Parlando di definizioni elastiche, io ho una convinzione, legata al cinema dell’orrore, che molto spesso non sia un genere vero e proprio, ma (come il noir, con cui ha tante cose in comune) un’atmosfera, un marchio impresso a un film che potrebbe benissimo appartenere a un’altra categoria, come per esempio il western o la fantascienza. Sono discussioni annose e questioni noiose, ma mi tornano utili per parlare de I Diabolici, un’opera che è davvero pregna di orrore, in ogni fotogramma. E se l’horror ci porta le cattive notizie, I Diabolici ce ne porta così tante che non saprei neanche da dove cominciare a elencarle.
Il preside di un collegio parigino, sua moglie Christina (Vera Clouzot), nonché proprietaria della scuola e detentrice di un considerevole patrimonio, e l’amante di lui, Nicole (Simone Signoret): sono i personaggi principali di quello che potrebbe sembrare un triangolo piuttosto classico. Ma, attenzione, perché sin dall’inizio, si percepisce qualcosa di molto diverso.
Prima di tutto, il preside è un uomo detestabile e repellente: abusa fisicamente e psicologicamente della moglie e dell’amante, tratta male i bambini dell’istituto, è dispotico con i docenti e, per risparmiare soldi neanche suoi, lascia che venga servito a mensa del pesce avariato, costringendo la povera Christina, malata di cuore, a mangiarlo.
Inoltre, tra le due donne c’è un legame molto particolare che non si limita solo a una convivenza più o meno pacifica all’interno dell’istituto. Christina e Nicole sono infatti alleate e hanno un piano per uccidere l’uomo che ha rovinato la vita a entrambe.

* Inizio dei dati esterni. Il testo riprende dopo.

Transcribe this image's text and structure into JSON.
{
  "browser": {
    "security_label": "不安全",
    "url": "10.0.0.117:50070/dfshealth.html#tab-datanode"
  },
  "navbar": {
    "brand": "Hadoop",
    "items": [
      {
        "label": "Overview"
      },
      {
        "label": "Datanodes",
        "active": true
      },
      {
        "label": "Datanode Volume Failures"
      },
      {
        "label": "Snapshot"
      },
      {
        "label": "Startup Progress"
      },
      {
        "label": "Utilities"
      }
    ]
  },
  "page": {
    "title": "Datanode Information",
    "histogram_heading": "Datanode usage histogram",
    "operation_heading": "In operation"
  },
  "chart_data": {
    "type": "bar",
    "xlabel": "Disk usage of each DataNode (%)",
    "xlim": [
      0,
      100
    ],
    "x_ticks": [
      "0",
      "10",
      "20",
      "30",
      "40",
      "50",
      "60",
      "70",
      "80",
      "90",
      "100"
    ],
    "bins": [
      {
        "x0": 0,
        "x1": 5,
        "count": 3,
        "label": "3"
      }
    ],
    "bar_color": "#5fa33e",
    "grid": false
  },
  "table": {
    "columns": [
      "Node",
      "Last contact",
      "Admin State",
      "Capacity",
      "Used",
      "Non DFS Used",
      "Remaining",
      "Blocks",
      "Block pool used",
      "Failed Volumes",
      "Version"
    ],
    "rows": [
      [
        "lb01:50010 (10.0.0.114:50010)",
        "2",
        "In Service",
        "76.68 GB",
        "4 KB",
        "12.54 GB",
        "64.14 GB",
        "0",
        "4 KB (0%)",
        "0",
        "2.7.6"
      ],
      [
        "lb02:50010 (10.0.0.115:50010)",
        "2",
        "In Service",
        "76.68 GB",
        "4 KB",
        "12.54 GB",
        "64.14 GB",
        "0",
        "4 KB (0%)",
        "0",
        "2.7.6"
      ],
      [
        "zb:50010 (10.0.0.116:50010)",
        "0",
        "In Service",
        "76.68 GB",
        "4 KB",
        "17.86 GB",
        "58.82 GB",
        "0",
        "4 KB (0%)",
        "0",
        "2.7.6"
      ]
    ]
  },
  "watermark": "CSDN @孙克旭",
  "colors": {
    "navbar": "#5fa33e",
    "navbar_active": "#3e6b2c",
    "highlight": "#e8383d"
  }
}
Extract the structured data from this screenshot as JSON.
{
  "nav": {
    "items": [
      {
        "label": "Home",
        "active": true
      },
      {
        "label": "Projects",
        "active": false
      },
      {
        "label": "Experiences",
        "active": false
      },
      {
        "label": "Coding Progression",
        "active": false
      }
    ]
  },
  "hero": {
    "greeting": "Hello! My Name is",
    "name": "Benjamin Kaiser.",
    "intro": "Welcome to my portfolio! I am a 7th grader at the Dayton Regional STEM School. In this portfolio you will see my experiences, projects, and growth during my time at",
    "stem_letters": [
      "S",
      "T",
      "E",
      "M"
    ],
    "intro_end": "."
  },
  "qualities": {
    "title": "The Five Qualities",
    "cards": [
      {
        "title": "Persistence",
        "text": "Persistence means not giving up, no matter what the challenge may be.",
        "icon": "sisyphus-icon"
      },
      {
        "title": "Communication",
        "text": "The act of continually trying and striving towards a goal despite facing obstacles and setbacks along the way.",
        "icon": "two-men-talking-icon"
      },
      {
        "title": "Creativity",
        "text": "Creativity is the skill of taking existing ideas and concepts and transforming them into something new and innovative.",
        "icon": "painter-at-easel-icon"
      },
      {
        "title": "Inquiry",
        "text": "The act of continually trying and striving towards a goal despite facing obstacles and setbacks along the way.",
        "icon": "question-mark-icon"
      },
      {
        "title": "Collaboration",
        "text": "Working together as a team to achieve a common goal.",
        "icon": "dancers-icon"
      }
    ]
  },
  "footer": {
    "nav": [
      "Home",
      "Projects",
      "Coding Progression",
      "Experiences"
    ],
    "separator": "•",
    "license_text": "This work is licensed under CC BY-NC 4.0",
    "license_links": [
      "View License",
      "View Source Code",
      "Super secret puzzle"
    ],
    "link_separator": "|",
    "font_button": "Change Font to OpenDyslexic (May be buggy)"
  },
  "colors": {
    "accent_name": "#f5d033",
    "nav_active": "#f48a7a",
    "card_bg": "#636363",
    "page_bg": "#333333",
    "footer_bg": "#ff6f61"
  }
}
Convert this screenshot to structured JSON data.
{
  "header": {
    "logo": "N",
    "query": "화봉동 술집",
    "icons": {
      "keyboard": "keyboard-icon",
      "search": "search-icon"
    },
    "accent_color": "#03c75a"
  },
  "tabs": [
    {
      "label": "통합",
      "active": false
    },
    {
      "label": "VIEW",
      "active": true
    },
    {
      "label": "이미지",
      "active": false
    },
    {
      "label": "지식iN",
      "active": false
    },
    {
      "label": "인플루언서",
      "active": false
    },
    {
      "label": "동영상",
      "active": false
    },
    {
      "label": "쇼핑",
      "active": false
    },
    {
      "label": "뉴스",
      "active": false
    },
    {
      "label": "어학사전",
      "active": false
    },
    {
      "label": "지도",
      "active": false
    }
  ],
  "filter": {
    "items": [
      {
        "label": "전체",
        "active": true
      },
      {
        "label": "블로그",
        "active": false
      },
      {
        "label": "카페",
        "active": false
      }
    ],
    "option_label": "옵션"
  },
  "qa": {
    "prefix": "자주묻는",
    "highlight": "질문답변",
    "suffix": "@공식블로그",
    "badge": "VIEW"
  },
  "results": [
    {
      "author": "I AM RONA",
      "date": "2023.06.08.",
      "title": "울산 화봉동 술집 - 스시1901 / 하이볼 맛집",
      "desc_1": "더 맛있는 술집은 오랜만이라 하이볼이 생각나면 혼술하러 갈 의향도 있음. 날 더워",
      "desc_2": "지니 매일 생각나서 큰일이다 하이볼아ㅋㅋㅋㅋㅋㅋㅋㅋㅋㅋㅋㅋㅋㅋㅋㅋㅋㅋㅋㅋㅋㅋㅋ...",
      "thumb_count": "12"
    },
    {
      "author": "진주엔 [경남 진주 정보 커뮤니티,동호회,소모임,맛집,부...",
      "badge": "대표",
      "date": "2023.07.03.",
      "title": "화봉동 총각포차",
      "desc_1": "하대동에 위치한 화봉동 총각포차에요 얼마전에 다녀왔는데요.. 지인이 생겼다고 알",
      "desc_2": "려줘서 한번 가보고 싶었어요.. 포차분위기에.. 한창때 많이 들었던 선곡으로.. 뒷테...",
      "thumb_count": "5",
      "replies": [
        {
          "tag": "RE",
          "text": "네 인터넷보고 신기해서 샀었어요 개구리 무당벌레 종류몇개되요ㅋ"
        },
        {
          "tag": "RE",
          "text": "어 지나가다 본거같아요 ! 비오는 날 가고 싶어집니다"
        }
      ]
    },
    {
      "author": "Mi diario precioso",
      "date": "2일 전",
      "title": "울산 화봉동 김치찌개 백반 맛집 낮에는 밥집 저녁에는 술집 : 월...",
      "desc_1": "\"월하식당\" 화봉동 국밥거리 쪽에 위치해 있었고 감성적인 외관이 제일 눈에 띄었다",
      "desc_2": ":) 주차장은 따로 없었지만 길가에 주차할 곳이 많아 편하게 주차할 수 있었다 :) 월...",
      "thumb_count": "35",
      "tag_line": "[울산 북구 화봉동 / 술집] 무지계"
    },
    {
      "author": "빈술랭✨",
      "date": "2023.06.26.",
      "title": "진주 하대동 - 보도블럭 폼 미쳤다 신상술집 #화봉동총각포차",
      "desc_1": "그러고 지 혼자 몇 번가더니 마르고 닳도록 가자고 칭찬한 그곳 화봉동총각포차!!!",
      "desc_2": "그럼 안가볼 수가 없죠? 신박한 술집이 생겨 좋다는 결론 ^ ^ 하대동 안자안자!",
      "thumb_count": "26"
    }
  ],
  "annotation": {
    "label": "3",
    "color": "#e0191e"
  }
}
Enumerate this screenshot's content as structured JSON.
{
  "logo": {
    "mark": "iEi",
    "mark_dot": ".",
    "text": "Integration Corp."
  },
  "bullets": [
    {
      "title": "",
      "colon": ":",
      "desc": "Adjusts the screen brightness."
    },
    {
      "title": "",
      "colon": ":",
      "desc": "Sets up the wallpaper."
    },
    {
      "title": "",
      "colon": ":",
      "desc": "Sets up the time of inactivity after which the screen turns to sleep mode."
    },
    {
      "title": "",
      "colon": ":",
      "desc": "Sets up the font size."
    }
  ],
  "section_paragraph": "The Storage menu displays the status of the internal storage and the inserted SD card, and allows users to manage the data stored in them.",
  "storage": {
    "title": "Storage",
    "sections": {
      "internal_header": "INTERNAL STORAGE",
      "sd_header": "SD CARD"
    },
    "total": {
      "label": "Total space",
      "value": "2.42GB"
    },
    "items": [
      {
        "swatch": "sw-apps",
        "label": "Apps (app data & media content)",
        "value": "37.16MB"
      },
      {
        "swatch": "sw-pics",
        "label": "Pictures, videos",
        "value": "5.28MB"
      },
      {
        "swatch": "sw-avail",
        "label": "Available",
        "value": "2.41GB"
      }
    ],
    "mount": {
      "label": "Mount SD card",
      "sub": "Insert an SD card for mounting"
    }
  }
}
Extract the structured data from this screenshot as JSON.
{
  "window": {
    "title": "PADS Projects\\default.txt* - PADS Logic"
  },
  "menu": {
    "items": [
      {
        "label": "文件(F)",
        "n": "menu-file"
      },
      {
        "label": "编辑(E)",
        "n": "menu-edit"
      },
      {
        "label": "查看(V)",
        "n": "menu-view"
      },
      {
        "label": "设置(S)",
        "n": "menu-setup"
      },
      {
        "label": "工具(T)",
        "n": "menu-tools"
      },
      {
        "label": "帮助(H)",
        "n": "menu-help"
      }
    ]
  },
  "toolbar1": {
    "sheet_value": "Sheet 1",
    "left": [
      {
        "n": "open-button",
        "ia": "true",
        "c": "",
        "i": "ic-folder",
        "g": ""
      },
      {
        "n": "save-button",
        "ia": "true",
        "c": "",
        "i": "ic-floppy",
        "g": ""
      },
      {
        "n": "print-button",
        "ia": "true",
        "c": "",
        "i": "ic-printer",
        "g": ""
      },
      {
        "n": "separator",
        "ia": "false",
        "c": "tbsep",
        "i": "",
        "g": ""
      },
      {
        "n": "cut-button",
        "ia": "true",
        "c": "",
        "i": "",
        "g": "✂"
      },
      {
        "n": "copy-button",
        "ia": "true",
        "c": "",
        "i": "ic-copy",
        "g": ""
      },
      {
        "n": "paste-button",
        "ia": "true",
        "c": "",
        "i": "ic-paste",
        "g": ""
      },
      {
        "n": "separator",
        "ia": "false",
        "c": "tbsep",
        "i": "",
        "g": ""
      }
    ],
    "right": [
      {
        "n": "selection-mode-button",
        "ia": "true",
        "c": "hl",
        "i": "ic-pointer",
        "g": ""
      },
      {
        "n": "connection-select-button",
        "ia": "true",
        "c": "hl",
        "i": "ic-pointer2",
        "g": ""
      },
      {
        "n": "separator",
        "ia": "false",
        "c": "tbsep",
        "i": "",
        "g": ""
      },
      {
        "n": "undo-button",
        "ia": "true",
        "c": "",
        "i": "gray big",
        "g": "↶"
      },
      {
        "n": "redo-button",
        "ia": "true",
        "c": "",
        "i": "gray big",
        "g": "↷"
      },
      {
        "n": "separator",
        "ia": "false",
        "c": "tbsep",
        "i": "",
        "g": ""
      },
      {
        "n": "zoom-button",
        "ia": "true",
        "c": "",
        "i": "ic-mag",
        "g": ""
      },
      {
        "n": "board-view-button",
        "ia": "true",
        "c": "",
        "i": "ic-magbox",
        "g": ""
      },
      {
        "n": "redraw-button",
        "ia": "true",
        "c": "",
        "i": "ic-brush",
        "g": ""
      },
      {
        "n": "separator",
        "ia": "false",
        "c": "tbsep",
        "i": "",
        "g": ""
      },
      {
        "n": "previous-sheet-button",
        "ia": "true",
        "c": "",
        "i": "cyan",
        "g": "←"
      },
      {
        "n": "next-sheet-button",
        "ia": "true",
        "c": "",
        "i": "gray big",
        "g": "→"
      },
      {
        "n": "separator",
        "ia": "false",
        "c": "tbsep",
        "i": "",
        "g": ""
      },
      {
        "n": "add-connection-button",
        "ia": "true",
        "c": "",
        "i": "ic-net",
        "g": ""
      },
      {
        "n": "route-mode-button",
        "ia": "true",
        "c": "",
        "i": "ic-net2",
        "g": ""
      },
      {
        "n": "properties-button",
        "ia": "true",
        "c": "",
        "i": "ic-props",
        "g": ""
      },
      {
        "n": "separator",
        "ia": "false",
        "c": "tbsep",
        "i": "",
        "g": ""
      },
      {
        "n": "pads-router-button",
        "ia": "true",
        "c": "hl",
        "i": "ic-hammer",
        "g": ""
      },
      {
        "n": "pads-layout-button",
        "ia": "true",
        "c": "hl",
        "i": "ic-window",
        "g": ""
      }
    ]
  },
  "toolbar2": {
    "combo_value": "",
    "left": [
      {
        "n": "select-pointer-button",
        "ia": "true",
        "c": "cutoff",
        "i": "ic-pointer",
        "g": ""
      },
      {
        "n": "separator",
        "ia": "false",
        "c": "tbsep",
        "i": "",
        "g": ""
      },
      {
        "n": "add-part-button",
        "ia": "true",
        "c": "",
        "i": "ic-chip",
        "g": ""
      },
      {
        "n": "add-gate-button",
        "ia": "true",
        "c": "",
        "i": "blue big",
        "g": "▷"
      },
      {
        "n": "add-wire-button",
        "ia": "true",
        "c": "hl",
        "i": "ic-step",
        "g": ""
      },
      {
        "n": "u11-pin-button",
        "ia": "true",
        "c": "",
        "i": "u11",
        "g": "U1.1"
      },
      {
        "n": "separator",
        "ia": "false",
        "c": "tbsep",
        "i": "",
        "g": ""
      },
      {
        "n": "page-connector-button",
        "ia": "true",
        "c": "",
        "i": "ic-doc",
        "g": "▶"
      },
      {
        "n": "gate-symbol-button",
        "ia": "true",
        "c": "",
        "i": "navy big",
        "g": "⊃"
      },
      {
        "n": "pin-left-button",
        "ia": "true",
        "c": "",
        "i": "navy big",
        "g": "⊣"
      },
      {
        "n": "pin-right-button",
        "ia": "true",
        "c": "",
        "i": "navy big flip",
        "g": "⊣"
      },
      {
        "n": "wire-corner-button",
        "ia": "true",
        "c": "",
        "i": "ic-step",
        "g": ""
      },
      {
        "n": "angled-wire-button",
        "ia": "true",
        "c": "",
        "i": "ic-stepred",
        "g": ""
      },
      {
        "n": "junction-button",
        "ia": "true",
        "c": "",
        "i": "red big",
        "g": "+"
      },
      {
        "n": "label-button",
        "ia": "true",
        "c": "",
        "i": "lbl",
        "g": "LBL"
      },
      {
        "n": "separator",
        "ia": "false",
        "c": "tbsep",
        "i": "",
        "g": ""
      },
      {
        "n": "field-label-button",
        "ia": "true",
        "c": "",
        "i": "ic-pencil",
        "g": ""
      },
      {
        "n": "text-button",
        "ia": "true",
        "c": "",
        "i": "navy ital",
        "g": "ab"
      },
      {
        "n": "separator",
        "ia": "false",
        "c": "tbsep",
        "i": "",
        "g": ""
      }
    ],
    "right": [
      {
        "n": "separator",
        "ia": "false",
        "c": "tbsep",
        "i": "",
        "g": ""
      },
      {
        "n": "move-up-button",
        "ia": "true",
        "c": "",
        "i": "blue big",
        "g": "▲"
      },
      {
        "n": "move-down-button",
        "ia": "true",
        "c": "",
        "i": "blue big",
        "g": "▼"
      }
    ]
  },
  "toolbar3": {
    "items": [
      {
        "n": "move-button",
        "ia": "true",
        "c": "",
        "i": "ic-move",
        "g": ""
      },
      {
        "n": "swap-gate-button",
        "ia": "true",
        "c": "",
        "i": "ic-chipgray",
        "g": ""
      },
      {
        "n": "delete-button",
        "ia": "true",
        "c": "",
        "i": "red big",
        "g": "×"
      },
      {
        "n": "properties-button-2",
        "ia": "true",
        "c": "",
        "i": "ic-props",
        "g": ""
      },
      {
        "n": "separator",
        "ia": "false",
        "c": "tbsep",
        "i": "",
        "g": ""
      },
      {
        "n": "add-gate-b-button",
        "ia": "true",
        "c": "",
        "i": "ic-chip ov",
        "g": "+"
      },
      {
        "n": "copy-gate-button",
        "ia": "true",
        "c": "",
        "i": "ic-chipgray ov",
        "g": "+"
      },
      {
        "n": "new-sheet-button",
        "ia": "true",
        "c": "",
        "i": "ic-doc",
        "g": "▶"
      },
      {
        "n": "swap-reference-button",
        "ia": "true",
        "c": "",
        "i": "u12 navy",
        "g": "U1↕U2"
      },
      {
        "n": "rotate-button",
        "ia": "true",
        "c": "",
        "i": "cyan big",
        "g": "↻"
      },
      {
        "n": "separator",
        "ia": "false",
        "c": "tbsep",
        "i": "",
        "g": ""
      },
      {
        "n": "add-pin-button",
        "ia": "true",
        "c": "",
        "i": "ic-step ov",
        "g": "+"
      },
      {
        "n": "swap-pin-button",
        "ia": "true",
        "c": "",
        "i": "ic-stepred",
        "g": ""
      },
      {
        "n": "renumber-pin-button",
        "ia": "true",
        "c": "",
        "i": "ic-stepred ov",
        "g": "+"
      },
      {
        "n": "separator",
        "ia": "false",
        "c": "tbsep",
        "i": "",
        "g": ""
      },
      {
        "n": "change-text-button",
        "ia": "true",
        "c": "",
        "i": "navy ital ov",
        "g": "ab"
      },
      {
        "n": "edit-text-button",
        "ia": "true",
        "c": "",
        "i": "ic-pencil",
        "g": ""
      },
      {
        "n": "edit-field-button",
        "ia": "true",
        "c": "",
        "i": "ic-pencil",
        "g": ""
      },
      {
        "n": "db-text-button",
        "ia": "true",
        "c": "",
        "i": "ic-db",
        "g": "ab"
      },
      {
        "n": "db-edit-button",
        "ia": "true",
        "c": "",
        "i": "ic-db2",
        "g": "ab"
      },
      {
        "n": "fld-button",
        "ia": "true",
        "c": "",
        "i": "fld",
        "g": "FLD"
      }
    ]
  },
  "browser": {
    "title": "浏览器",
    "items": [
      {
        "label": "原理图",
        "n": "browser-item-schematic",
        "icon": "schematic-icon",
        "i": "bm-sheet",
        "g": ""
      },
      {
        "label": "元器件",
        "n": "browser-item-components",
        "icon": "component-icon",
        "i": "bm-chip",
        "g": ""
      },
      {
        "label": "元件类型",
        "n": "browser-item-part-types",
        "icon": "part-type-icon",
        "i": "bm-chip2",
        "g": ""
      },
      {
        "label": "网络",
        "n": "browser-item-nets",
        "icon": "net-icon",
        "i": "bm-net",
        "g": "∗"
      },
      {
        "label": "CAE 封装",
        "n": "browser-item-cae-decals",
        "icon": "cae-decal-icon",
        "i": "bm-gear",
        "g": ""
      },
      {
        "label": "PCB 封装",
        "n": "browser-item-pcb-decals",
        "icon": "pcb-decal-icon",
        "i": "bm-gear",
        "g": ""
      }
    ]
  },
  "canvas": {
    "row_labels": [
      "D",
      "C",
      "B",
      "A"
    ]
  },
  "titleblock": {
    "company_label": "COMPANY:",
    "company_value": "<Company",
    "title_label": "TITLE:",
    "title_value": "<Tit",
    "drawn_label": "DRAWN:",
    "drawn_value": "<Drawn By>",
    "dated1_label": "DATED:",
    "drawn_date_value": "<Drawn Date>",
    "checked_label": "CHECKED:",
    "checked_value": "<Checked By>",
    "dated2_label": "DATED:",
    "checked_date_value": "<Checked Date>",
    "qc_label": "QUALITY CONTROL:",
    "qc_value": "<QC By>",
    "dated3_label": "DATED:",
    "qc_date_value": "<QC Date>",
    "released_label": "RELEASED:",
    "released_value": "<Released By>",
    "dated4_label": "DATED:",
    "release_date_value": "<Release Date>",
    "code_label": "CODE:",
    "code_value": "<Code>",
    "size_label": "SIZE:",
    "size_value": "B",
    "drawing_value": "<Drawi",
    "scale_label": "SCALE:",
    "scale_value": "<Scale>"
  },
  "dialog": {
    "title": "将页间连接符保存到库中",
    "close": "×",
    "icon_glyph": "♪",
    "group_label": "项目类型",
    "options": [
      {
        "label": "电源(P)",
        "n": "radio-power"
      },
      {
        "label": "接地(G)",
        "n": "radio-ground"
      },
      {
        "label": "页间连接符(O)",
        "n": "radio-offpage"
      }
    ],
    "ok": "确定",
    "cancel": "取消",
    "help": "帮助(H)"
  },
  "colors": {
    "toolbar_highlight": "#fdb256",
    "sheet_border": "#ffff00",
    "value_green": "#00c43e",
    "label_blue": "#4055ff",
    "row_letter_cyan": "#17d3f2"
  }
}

Il piano è molto articolato e lascio che lo scopriate da soli. Si conclude con il cadavere del preside gettato nella piscina del cortile della scuola, e con le due donne che devono solo aspettare il suo ritrovamento.
Sappiate però che questo è appena l’antefatto de I Diabolici. Il film, infatti, comincia sul serio nel momento in cui il corpo sembra sparire nel nulla e, contemporaneamente, accadono cose non del tutto spiegabili all’interno dell’istituto.
La fase del film che conduce all’omicidio è preparatoria: serve a stabilire le gerarchie tra personaggi, a definire il rapporto tra Christina e Nicole, a fornire un quadro d’insieme dell’ambiente in cui si muovono le due donne e il loro aguzzino e vittima. Soprattutto, stabilisce l’atmosfera generale da incubo.
I Diabolici è stato spesso definito un thriller “hitchcockiano”, mentre a Clouzot hanno appioppato la definizione di “Hitchcock francese”. C’è anche un aneddoto molto divertente sul fatto che, tra I Diabolici e Psycho, la gente avesse paura di lavarsi. E il buon Hitchcock consigliava a tutti di andare nelle lavanderie a secco.
Tuttavia, si tratta di definizioni decisamente riduttive. Di sicuro, sia Hitchcock che Clouzot, ognuno a suo modo, sono stati responsabili di aver gettato le basi per il thriller così come noi lo conosciamo. Ma sono anche due autori con delle identità spiccatissime e delle differenze macroscopiche a distinguerli l’uno dall’altro. E ci mancherebbe pure. Non è questa la sede per affrontare un discorso approfondito su Clouzot e Hitchcock, ma una cosa possiamo dirla, se non altro perché ci serve proprio per rendere giustizia a I Diabolici: Hitchcock inseriva (quasi) sempre un fattore di alleggerimento nei suoi film. Clouzot non lo fa mai.
Atmosfera da incubo, dicevamo prima. I Diabolici è un film pesantissimo, quasi faticoso da portare addosso. È un macigno di cupezza e misantropia. Un saggio sugli aspetti più turpi e gretti della natura umana, sulla paranoia, sul senso di colpa, sull’avidità e la cattiveria.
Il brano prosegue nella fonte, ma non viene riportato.